Изменить стиль страницы

Сказано — сделано. Григорьев быстро оформил заграничный паспорт, получил у Погодина какие-то книги и какую-то сумму денег (в долг?) — и отправился в Петербург. Тогда не было железных дорог из обеих наших столиц на Запад, в Европу, которая уже довольно густо покрылась железнодорожной сетью, поэтому русские путешественники, не желавшие трястись по отечественным ухабам, предпочитали добираться до Петербурга (железная дорога Москва — Петербург уже существовала), а оттуда морем — до какого-нибудь западноевропейского порта, где уже была железная дорога в глубь континента. Пароходное сообщение по Балтийскому морю было изрядное, но в летний сезон с билетами возникали трудности: не забудем, что Александр II, разрешивший поездки за рубеж, царствовал всего два года, поэтому охотников посмотреть заграницу было великое множество. Правда, выручали владельцы грузовых купеческих судов: они выделяли на своих кораблях несколько кают для посторонних лиц. Но Григорьеву удалось добыть место на нормальном пассажирском пароходе «Прусский орел», курсировавшем по линии Петербург — Штеттин, и 13 июля 1857 года наш путешественник покинул родину.

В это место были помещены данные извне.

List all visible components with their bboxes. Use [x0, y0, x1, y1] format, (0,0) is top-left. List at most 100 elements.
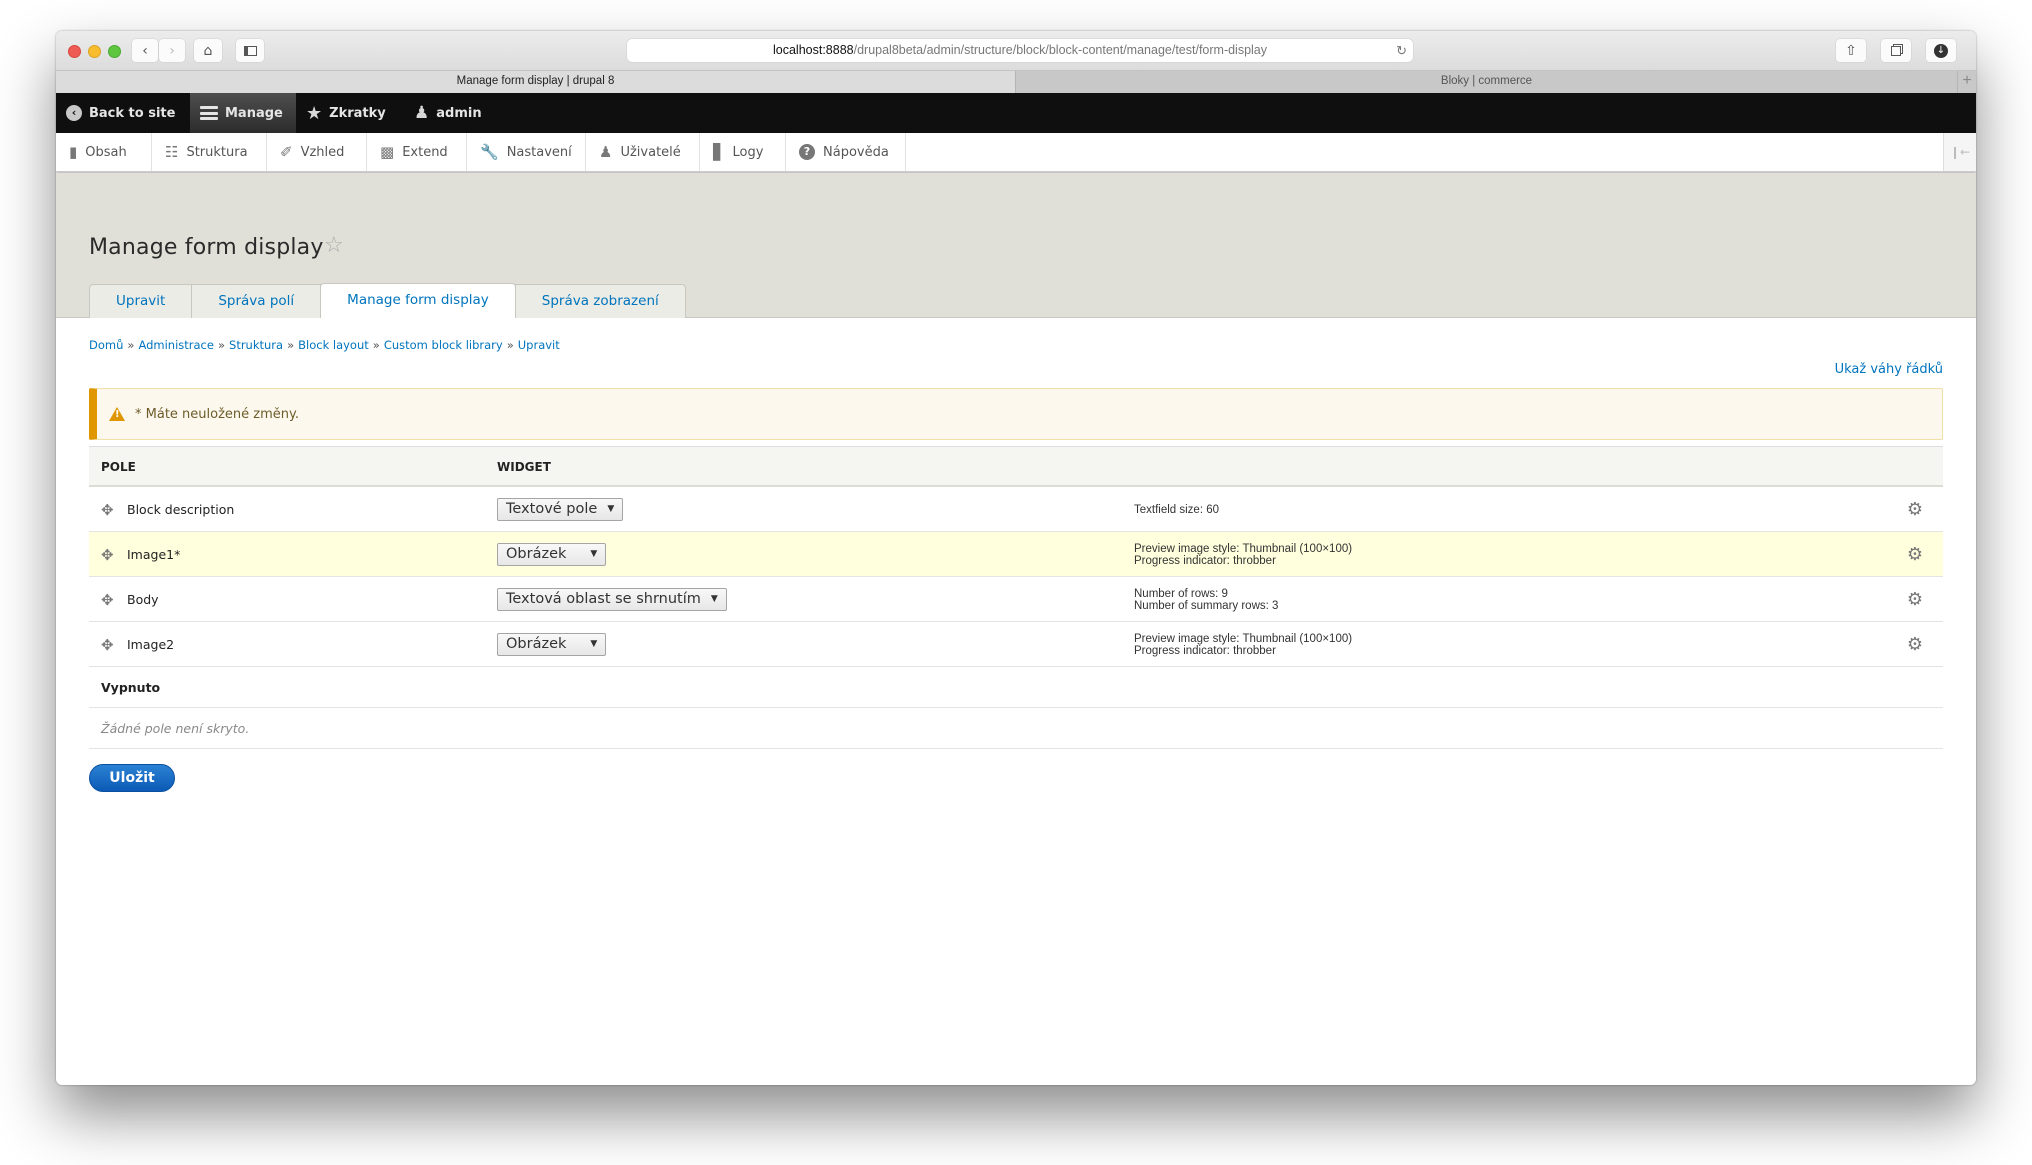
- widget-select-value: Obrázek: [506, 636, 567, 652]
- back-arrow-icon: ‹: [66, 105, 82, 121]
- url-path: /drupal8beta/admin/structure/block/block…: [853, 43, 1268, 57]
- widget-select[interactable]: Textové pole ▼: [497, 498, 624, 521]
- empty-text: Žádné pole není skryto.: [101, 721, 250, 736]
- gear-icon[interactable]: ⚙: [1907, 634, 1923, 655]
- shortcut-star-icon[interactable]: ☆: [324, 233, 344, 258]
- menu-item-extend[interactable]: ▩ Extend: [367, 133, 467, 171]
- widget-summary: Preview image style: Thumbnail (100×100)…: [1134, 633, 1352, 657]
- table-row: ✥ Image2 Obrázek ▼ Preview image style: T…: [89, 622, 1943, 667]
- field-display-table: POLE WIDGET ✥ Block description Textové …: [89, 446, 1943, 749]
- tray-orientation-toggle[interactable]: ❙←: [1943, 133, 1976, 171]
- menu-icon: [200, 106, 218, 120]
- shortcuts-tab[interactable]: ★ Zkratky: [296, 93, 396, 133]
- user-tab[interactable]: ♟ admin: [404, 93, 492, 133]
- manage-tab[interactable]: Manage: [190, 93, 296, 133]
- summary-line: Number of summary rows: 3: [1134, 600, 1279, 612]
- tab-manage-form-display[interactable]: Manage form display: [320, 283, 516, 318]
- column-header-widget: WIDGET: [497, 460, 551, 474]
- widget-select[interactable]: Textová oblast se shrnutím ▼: [497, 588, 727, 611]
- share-button[interactable]: ⇧: [1836, 39, 1866, 62]
- breadcrumb-separator: »: [217, 338, 226, 352]
- breadcrumb-link[interactable]: Custom block library: [384, 338, 503, 352]
- menu-item-appearance[interactable]: ✐ Vzhled: [267, 133, 367, 171]
- forward-button[interactable]: ›: [159, 39, 185, 62]
- widget-select-value: Obrázek: [506, 546, 567, 562]
- tab-manage-display[interactable]: Správa zobrazení: [514, 284, 686, 318]
- browser-tab-active[interactable]: Manage form display | drupal 8: [56, 71, 1016, 93]
- close-window-button[interactable]: [68, 45, 81, 58]
- share-icon: ⇧: [1845, 42, 1857, 59]
- minimize-window-button[interactable]: [88, 45, 101, 58]
- menu-item-configuration[interactable]: 🔧 Nastavení: [467, 133, 586, 171]
- widget-summary: Textfield size: 60: [1134, 504, 1219, 516]
- menu-item-label: Uživatelé: [620, 144, 681, 160]
- drag-handle-icon[interactable]: ✥: [101, 546, 114, 564]
- breadcrumb-link[interactable]: Upravit: [518, 338, 560, 352]
- menu-item-label: Obsah: [85, 144, 127, 160]
- field-name: Image1*: [127, 547, 181, 562]
- url-host: localhost:8888: [772, 43, 854, 57]
- tab-manage-fields[interactable]: Správa polí: [191, 284, 322, 318]
- tabs-overview-button[interactable]: [1881, 39, 1911, 62]
- address-bar[interactable]: localhost:8888/drupal8beta/admin/structu…: [627, 39, 1413, 62]
- table-row: ✥ Body Textová oblast se shrnutím ▼ Numbe…: [89, 577, 1943, 622]
- table-row: ✥ Image1* Obrázek ▼ Preview image style: …: [89, 532, 1943, 577]
- menu-item-label: Extend: [402, 144, 448, 160]
- local-tasks-tabs: Upravit Správa polí Manage form display …: [89, 283, 686, 318]
- menu-item-reports[interactable]: ▋ Logy: [700, 133, 786, 171]
- gear-icon[interactable]: ⚙: [1907, 544, 1923, 565]
- sidebar-icon: [243, 45, 257, 56]
- breadcrumb-separator: »: [506, 338, 514, 352]
- field-name: Image2: [127, 637, 175, 652]
- widget-select[interactable]: Obrázek ▼: [497, 543, 607, 566]
- dropdown-arrow-icon: ▼: [710, 594, 718, 604]
- save-button[interactable]: Uložit: [89, 764, 175, 792]
- browser-tab[interactable]: Bloky | commerce: [1016, 71, 1957, 93]
- tabs-icon: [1891, 45, 1901, 56]
- gear-icon[interactable]: ⚙: [1907, 589, 1923, 610]
- breadcrumb-link[interactable]: Block layout: [298, 338, 369, 352]
- region-disabled-header: Vypnuto: [89, 667, 1943, 708]
- show-row-weights-link[interactable]: Ukaž váhy řádků: [1835, 362, 1943, 377]
- downloads-button[interactable]: ↓: [1926, 39, 1956, 62]
- unsaved-changes-warning: * Máte neuložené změny.: [89, 388, 1943, 440]
- breadcrumb-link[interactable]: Struktura: [229, 338, 283, 352]
- zoom-window-button[interactable]: [108, 45, 121, 58]
- browser-toolbar: ‹ › ⌂ localhost:8888/drupal8beta/admin/s…: [56, 31, 1976, 71]
- warning-icon: [109, 407, 125, 421]
- breadcrumb-link[interactable]: Administrace: [138, 338, 214, 352]
- menu-item-label: Vzhled: [300, 144, 345, 160]
- menu-item-people[interactable]: ♟ Uživatelé: [586, 133, 700, 171]
- breadcrumb: Domů» Administrace» Struktura» Block layout…: [89, 338, 560, 352]
- reload-icon[interactable]: ↻: [1396, 39, 1407, 62]
- menu-item-structure[interactable]: ☷ Struktura: [152, 133, 267, 171]
- widget-summary: Number of rows: 9 Number of summary rows:…: [1134, 588, 1278, 612]
- menu-item-help[interactable]: ? Nápověda: [786, 133, 906, 171]
- dropdown-arrow-icon: ▼: [590, 639, 598, 649]
- back-button[interactable]: ‹: [132, 39, 158, 62]
- gear-icon[interactable]: ⚙: [1907, 499, 1923, 520]
- dropdown-arrow-icon: ▼: [590, 549, 598, 559]
- back-to-site-link[interactable]: ‹ Back to site: [56, 93, 185, 133]
- sidebar-button[interactable]: [236, 39, 264, 62]
- table-header: POLE WIDGET: [89, 446, 1943, 487]
- table-row: ✥ Block description Textové pole ▼ Textfi…: [89, 487, 1943, 532]
- download-icon: ↓: [1934, 43, 1948, 58]
- summary-line: Preview image style: Thumbnail (100×100): [1134, 543, 1353, 555]
- browser-window: ‹ › ⌂ localhost:8888/drupal8beta/admin/s…: [56, 31, 1976, 1085]
- new-tab-button[interactable]: +: [1957, 71, 1976, 93]
- breadcrumb-link[interactable]: Domů: [89, 338, 123, 352]
- widget-select-value: Textová oblast se shrnutím: [506, 591, 701, 607]
- manage-label: Manage: [225, 105, 283, 121]
- tab-edit[interactable]: Upravit: [89, 284, 193, 318]
- widget-select[interactable]: Obrázek ▼: [497, 633, 607, 656]
- drag-handle-icon[interactable]: ✥: [101, 501, 114, 519]
- drag-handle-icon[interactable]: ✥: [101, 636, 114, 654]
- paint-brush-icon: ✐: [280, 143, 293, 161]
- wrench-icon: 🔧: [480, 143, 499, 161]
- home-button[interactable]: ⌂: [194, 39, 222, 62]
- drag-handle-icon[interactable]: ✥: [101, 591, 114, 609]
- menu-item-label: Nastavení: [506, 144, 572, 160]
- menu-item-content[interactable]: ▮ Obsah: [56, 133, 152, 171]
- sitemap-icon: ☷: [165, 143, 179, 161]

Маршрут себе он выбрал прямой и интересный: Штеттин–Берлин—Прага—Вена—Венеция, но прихотливая душа славянофильствующего интеллигента принимала на Западе далеко не все. Немецкий мещанский характер всегда был ей чужд, поэтому оценка Берлина, да и австрийской Вены, была в целом пренебрежительной. Из письма к Погодину от 10 августа 1857 года: «Мне больно и стыдно было за наших гелертеров, восхищавшихся наивно наслаждениями берлинской или венской жизни. Это какие-то копеечные, расчетливые удовольствия. Мы, т.е. русские, так удовольствоваться не умеем, да и слава Богу, что не умеем. Ведь способность так жить, способность к копеечному сладострастию — показывает страшную мизерность души. Да и весь Берлин-то — Петербург (!), да еще в мизерном виде». Петербург, как известно, наш москвич тоже не жаловал; заметим, что восклицательный знак в скобках принадлежит самому автору письма.

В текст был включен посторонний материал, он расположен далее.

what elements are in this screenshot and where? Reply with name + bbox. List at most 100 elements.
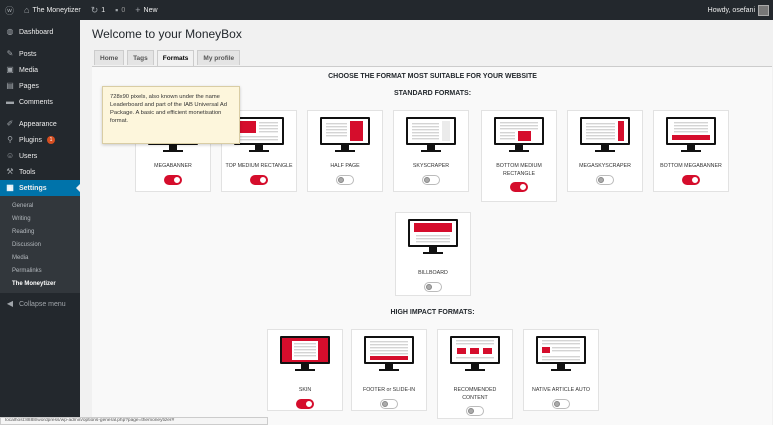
comments-link[interactable]: ▪ 0 [110, 0, 130, 20]
format-label: FOOTER or SLIDE-IN [362, 387, 416, 393]
users-icon: ☺ [6, 151, 15, 160]
sidebar-item-label: Pages [19, 82, 39, 90]
format-card-skyscraper[interactable]: SKYSCRAPER [393, 110, 469, 192]
submenu-reading[interactable]: Reading [0, 225, 80, 238]
collapse-icon: ◀ [6, 299, 14, 308]
monitor-svg [666, 117, 716, 152]
toggle-knob [692, 176, 698, 183]
sidebar-item-appearance[interactable]: ✐ Appearance [0, 116, 80, 132]
format-toggle[interactable] [682, 174, 700, 185]
sidebar-item-users[interactable]: ☺ Users [0, 148, 80, 164]
format-toggle[interactable] [596, 174, 614, 185]
tab-formats[interactable]: Formats [156, 50, 195, 66]
format-label: SKYSCRAPER [412, 163, 450, 169]
wordpress-icon: ⓦ [5, 5, 15, 16]
collapse-menu-button[interactable]: ◀ Collapse menu [0, 296, 80, 312]
sidebar-item-comments[interactable]: ▬ Comments [0, 94, 80, 110]
submenu-permalinks[interactable]: Permalinks [0, 264, 80, 277]
monitor-icon [536, 336, 586, 377]
format-label: BOTTOM MEGABANNER [660, 163, 722, 169]
format-toggle[interactable] [552, 398, 570, 409]
sidebar-item-label: Tools [19, 168, 36, 176]
sidebar-item-label: Comments [19, 98, 53, 106]
monitor-icon [406, 117, 456, 158]
pages-icon: ▤ [6, 81, 14, 90]
format-card-megaskyscraper[interactable]: MEGASKYSCRAPER [567, 110, 643, 192]
my-account-link[interactable]: Howdy, osefani [708, 4, 773, 16]
toggle-knob [382, 400, 388, 407]
standard-formats-heading: STANDARD FORMATS: [393, 90, 472, 97]
toggle-knob [468, 408, 474, 414]
format-toggle[interactable] [510, 182, 528, 192]
dashboard-icon: ◍ [6, 27, 14, 36]
monitor-svg [280, 336, 330, 371]
format-card-recommended-content[interactable]: RECOMMENDED CONTENT [437, 329, 513, 419]
sidebar-item-tools[interactable]: ⚒ Tools [0, 164, 80, 180]
new-content-link[interactable]: + New [130, 0, 162, 20]
tab-tags[interactable]: Tags [127, 50, 154, 65]
format-card-half-page[interactable]: HALF PAGE [307, 110, 383, 192]
toggle-knob [554, 400, 560, 407]
format-toggle[interactable] [250, 174, 268, 185]
pin-icon: ✎ [6, 49, 14, 58]
sidebar-item-label: Appearance [19, 120, 57, 128]
wp-logo-button[interactable]: ⓦ [0, 0, 19, 20]
format-card-bottom-megabanner[interactable]: BOTTOM MEGABANNER [653, 110, 729, 192]
monitor-svg [450, 336, 500, 371]
monitor-icon [580, 117, 630, 158]
plus-icon: + [135, 5, 141, 15]
submenu-discussion[interactable]: Discussion [0, 238, 80, 251]
toggle-knob [174, 176, 180, 183]
wrench-icon: ⚒ [6, 167, 14, 176]
monitor-icon [320, 117, 370, 158]
new-label: New [143, 6, 158, 14]
sidebar-item-settings[interactable]: ▦ Settings [0, 180, 80, 196]
site-name-link[interactable]: ⌂ The Moneytizer [19, 0, 86, 20]
updates-count: 1 [101, 6, 106, 14]
monitor-icon [364, 336, 414, 377]
tab-my-profile[interactable]: My profile [197, 50, 241, 65]
tab-home[interactable]: Home [94, 50, 125, 65]
submenu-general[interactable]: General [0, 199, 80, 212]
format-toggle[interactable] [296, 398, 314, 409]
sidebar-item-pages[interactable]: ▤ Pages [0, 78, 80, 94]
sidebar-item-plugins[interactable]: ⚲ Plugins 1 [0, 132, 80, 148]
format-toggle[interactable] [336, 174, 354, 185]
monitor-icon [234, 117, 284, 158]
format-card-footer-slide-in[interactable]: FOOTER or SLIDE-IN [351, 329, 427, 411]
format-toggle[interactable] [424, 281, 442, 292]
brush-icon: ✐ [6, 119, 14, 128]
settings-icon: ▦ [6, 183, 14, 192]
format-card-bottom-medium-rectangle[interactable]: BOTTOM MEDIUM RECTANGLE [481, 110, 557, 202]
monitor-icon [408, 219, 458, 260]
format-toggle[interactable] [466, 406, 484, 416]
page-title: Welcome to your MoneyBox [92, 27, 242, 41]
plugin-icon: ⚲ [7, 135, 13, 144]
comments-count: 0 [121, 6, 126, 14]
sidebar-item-label: Media [19, 66, 39, 74]
sidebar-item-posts[interactable]: ✎ Posts [0, 46, 80, 62]
sidebar-item-dashboard[interactable]: ◍ Dashboard [0, 24, 80, 40]
format-label: SKIN [298, 387, 312, 393]
sidebar-item-label: Users [19, 152, 38, 160]
format-toggle[interactable] [380, 398, 398, 409]
toggle-knob [338, 176, 344, 183]
format-label: BOTTOM MEDIUM RECTANGLE [496, 163, 542, 177]
submenu-the-moneytizer[interactable]: The Moneytizer [0, 277, 80, 290]
main-heading: CHOOSE THE FORMAT MOST SUITABLE FOR YOUR… [328, 73, 537, 80]
submenu-media[interactable]: Media [0, 251, 80, 264]
sidebar-item-media[interactable]: ▣ Media [0, 62, 80, 78]
updates-link[interactable]: ↻ 1 [86, 0, 110, 20]
avatar [758, 4, 769, 16]
format-label: HALF PAGE [330, 163, 360, 169]
format-card-native-article-auto[interactable]: NATIVE ARTICLE AUTO [523, 329, 599, 411]
submenu-writing[interactable]: Writing [0, 212, 80, 225]
format-card-billboard[interactable]: BILLBOARD [395, 212, 471, 296]
format-card-skin[interactable]: SKIN [267, 329, 343, 411]
format-toggle[interactable] [422, 174, 440, 185]
toggle-knob [520, 184, 526, 190]
monitor-icon [450, 336, 500, 377]
format-toggle[interactable] [164, 174, 182, 185]
home-icon: ⌂ [24, 5, 30, 15]
monitor-svg [364, 336, 414, 371]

Но что Григорьеву было дорого в Берлине — это здание университета, где «на целый мир звучало слово венценосных Гегеля и Шеллинга». Однако, когда он хотел купить в книжной лавке портрет своего «идола» Шеллинга, продавец не знал, кто это такой…

Главные симпатии путешественника были направлены в сторону славянского мира. Ему очень нравился облик и характер западных славян, чехов и поляков, он очень быстро находил с ними общий язык. Величие пражского Кремля потрясло его, он плакал, стоя перед ним на мосту через Влтаву. Любопытно, что до самой Праги Григорьев еще носил русский костюм и, лишь выезжая в Вену, сменил его на европейский, «кургузый», как он выражался.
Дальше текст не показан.